In order to verify the effectiveness of the invention, the related parameters of the pilot frequency OFDM symbols are set according to the 2MHz mode in the IEEE802.11ah standard, and a single-transmitting single-receiving antenna is set. Fig. 3 is a comparison of predicted performance at different signal-to-noise ratios. Among them, invention 1 is "a channel prediction system and method for an OFDM wireless communication system" (publication No. CN 110995379A). It can be seen that the channel prediction method disclosed by the invention has better performance.

In another embodiment of the present invention, there is also provided a computer readable storage medium, on which program instructions are stored, which program instructions, when executed by a processor, implement the channel prediction method for an OFDM-oriented wireless communication system as described above.

The above-described method according to the present invention can be implemented in hardware, firmware, or as software or computer code storable in a recording medium such as a CD ROM, a RAM, a floppy disk, a hard disk, or a magneto-optical disk, or as computer code originally stored in a remote recording medium or a non-transitory machine-readable medium and to be stored in a local recording medium downloaded through a network, so that the method described herein can be stored in such software processing on a recording medium using a general-purpose computer, a dedicated processor, or programmable or dedicated hardware such as an ASIC or FPGA. It will be appreciated that the computer, processor, microprocessor controller or programmable hardware includes memory components (e.g., RAM, ROM, flash memory, etc.) that can store or receive software or computer code that, when accessed and executed by the computer, processor or hardware, implements the processing methods described herein.
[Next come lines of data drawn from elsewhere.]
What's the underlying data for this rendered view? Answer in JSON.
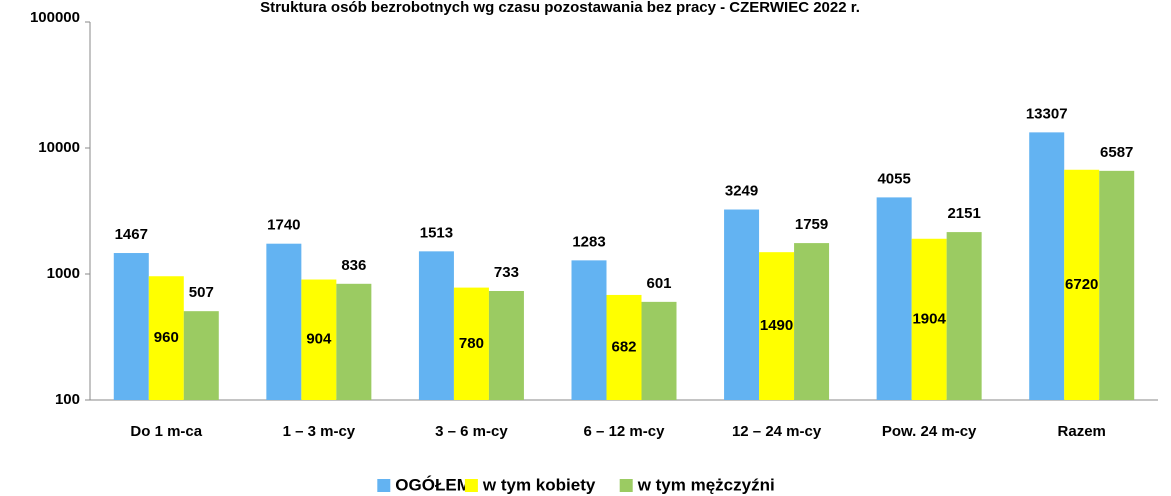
{
  "chart_data": {
    "type": "bar",
    "title": "Struktura osób bezrobotnych wg czasu pozostawania bez pracy - CZERWIEC 2022 r.",
    "categories": [
      "Do 1 m-ca",
      "1 – 3 m-cy",
      "3 – 6 m-cy",
      "6 – 12 m-cy",
      "12 – 24 m-cy",
      "Pow. 24 m-cy",
      "Razem"
    ],
    "series": [
      {
        "name": "OGÓŁEM",
        "color": "#63b3f2",
        "values": [
          1467,
          1740,
          1513,
          1283,
          3249,
          4055,
          13307
        ]
      },
      {
        "name": "w tym kobiety",
        "color": "#ffff00",
        "values": [
          960,
          904,
          780,
          682,
          1490,
          1904,
          6720
        ]
      },
      {
        "name": "w tym mężczyźni",
        "color": "#9bcb62",
        "values": [
          507,
          836,
          733,
          601,
          1759,
          2151,
          6587
        ]
      }
    ],
    "ylim": [
      100,
      100000
    ],
    "yticks": [
      100,
      1000,
      10000,
      100000
    ],
    "log_scale": true,
    "grid": false,
    "legend": "bottom"
  }
}
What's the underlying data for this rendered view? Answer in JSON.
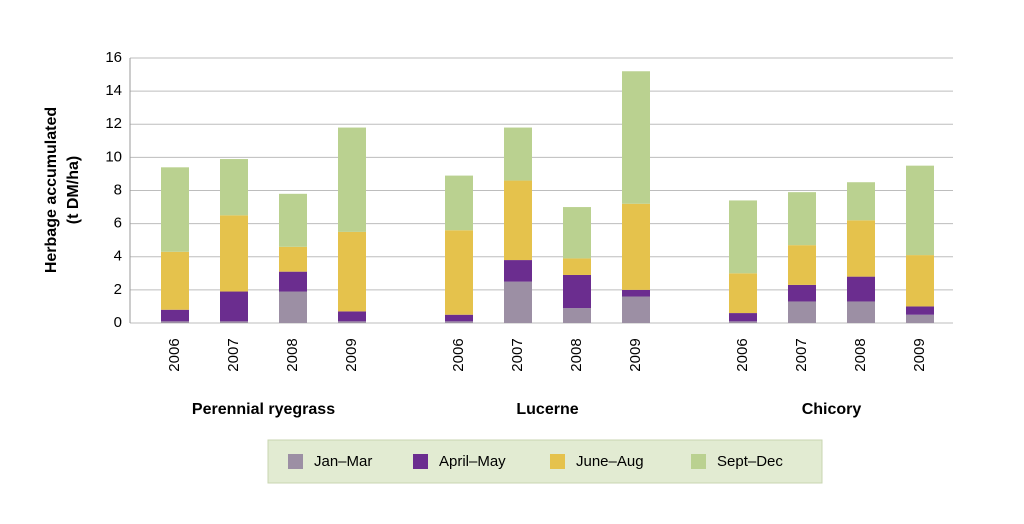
{
  "chart_data": {
    "type": "stacked_bar",
    "ylabel": [
      "Herbage accumulated",
      "(t DM/ha)"
    ],
    "groups": [
      {
        "name": "Perennial ryegrass",
        "categories": [
          "2006",
          "2007",
          "2008",
          "2009"
        ]
      },
      {
        "name": "Lucerne",
        "categories": [
          "2006",
          "2007",
          "2008",
          "2009"
        ]
      },
      {
        "name": "Chicory",
        "categories": [
          "2006",
          "2007",
          "2008",
          "2009"
        ]
      }
    ],
    "series": [
      {
        "name": "Jan–Mar",
        "color": "#9c8fa4",
        "values": [
          0.1,
          0.1,
          1.9,
          0.1,
          0.1,
          2.5,
          0.9,
          1.6,
          0.1,
          1.3,
          1.3,
          0.5
        ]
      },
      {
        "name": "April–May",
        "color": "#6b2d8f",
        "values": [
          0.7,
          1.8,
          1.2,
          0.6,
          0.4,
          1.3,
          2.0,
          0.4,
          0.5,
          1.0,
          1.5,
          0.5
        ]
      },
      {
        "name": "June–Aug",
        "color": "#e5c24c",
        "values": [
          3.5,
          4.6,
          1.5,
          4.8,
          5.1,
          4.8,
          1.0,
          5.2,
          2.4,
          2.4,
          3.4,
          3.1
        ]
      },
      {
        "name": "Sept–Dec",
        "color": "#bad190",
        "values": [
          5.1,
          3.4,
          3.2,
          6.3,
          3.3,
          3.2,
          3.1,
          8.0,
          4.4,
          3.2,
          2.3,
          5.4
        ]
      }
    ],
    "ylim": [
      0,
      16
    ],
    "yticks": [
      0,
      2,
      4,
      6,
      8,
      10,
      12,
      14,
      16
    ],
    "grid": true,
    "legend": "bottom"
  }
}
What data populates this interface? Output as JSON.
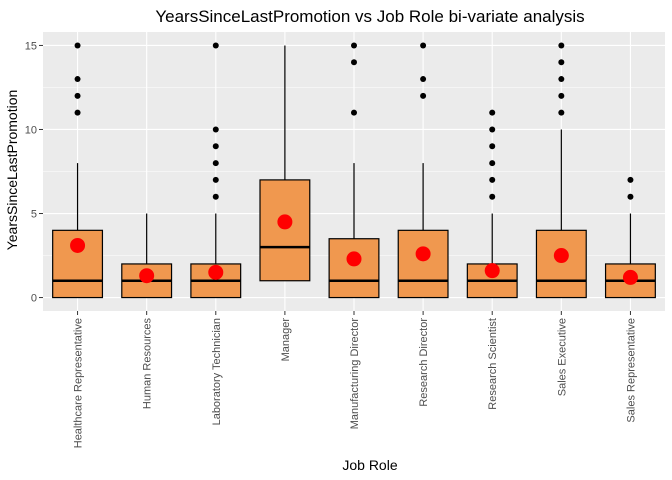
{
  "chart_data": {
    "type": "box",
    "title": "YearsSinceLastPromotion vs Job Role bi-variate analysis",
    "xlabel": "Job Role",
    "ylabel": "YearsSinceLastPromotion",
    "ylim": [
      -0.8,
      15.8
    ],
    "yticks": [
      0,
      5,
      10,
      15
    ],
    "grid": true,
    "colors": {
      "panel": "#ebebeb",
      "grid": "#ffffff",
      "box_fill": "#f0984f",
      "mean_point": "#ff0000",
      "outlier": "#000000"
    },
    "categories": [
      "Healthcare Representative",
      "Human Resources",
      "Laboratory Technician",
      "Manager",
      "Manufacturing Director",
      "Research Director",
      "Research Scientist",
      "Sales Executive",
      "Sales Representative"
    ],
    "boxes": [
      {
        "min": 0,
        "q1": 0,
        "median": 1,
        "q3": 4,
        "max": 8,
        "mean": 3.1,
        "outliers": [
          11,
          12,
          13,
          15
        ]
      },
      {
        "min": 0,
        "q1": 0,
        "median": 1,
        "q3": 2,
        "max": 5,
        "mean": 1.3,
        "outliers": []
      },
      {
        "min": 0,
        "q1": 0,
        "median": 1,
        "q3": 2,
        "max": 5,
        "mean": 1.5,
        "outliers": [
          6,
          7,
          8,
          9,
          10,
          15
        ]
      },
      {
        "min": 1,
        "q1": 1,
        "median": 3,
        "q3": 7,
        "max": 15,
        "mean": 4.5,
        "outliers": []
      },
      {
        "min": 0,
        "q1": 0,
        "median": 1,
        "q3": 3.5,
        "max": 8,
        "mean": 2.3,
        "outliers": [
          11,
          14,
          15
        ]
      },
      {
        "min": 0,
        "q1": 0,
        "median": 1,
        "q3": 4,
        "max": 8,
        "mean": 2.6,
        "outliers": [
          12,
          13,
          15
        ]
      },
      {
        "min": 0,
        "q1": 0,
        "median": 1,
        "q3": 2,
        "max": 5,
        "mean": 1.6,
        "outliers": [
          6,
          7,
          8,
          9,
          10,
          11
        ]
      },
      {
        "min": 0,
        "q1": 0,
        "median": 1,
        "q3": 4,
        "max": 10,
        "mean": 2.5,
        "outliers": [
          11,
          12,
          13,
          14,
          15
        ]
      },
      {
        "min": 0,
        "q1": 0,
        "median": 1,
        "q3": 2,
        "max": 5,
        "mean": 1.2,
        "outliers": [
          6,
          7
        ]
      }
    ]
  }
}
Further, when a general-purpose computer accesses code for implementing the processes shown herein, execution of the code transforms the general-purpose computer into a special-purpose computer for performing the processes shown herein.
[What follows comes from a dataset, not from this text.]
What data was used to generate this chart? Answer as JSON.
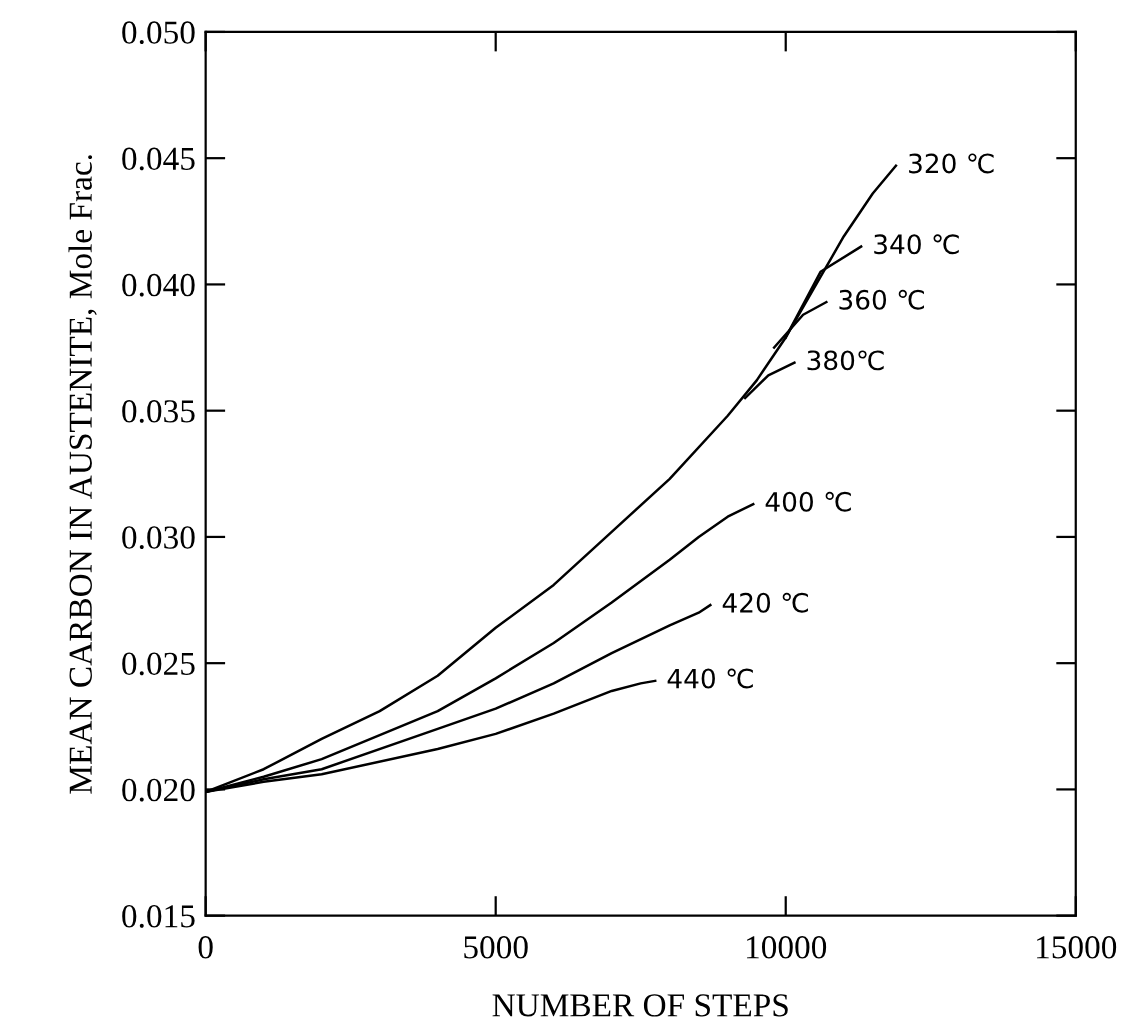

It should be noted that, according to the implementation requirement, each step/component described in the present application can be divided into more steps/components, and two or more steps/components or partial operations of the steps/components can be combined into new steps/components to achieve the purpose of the present invention.

It will be understood by those skilled in the art that the foregoing is only a preferred embodiment of the present invention, and is not intended to limit the invention, and that any modification, equivalent replacement, or improvement made within the spirit and principle of the present invention should be included in the scope of the present invention.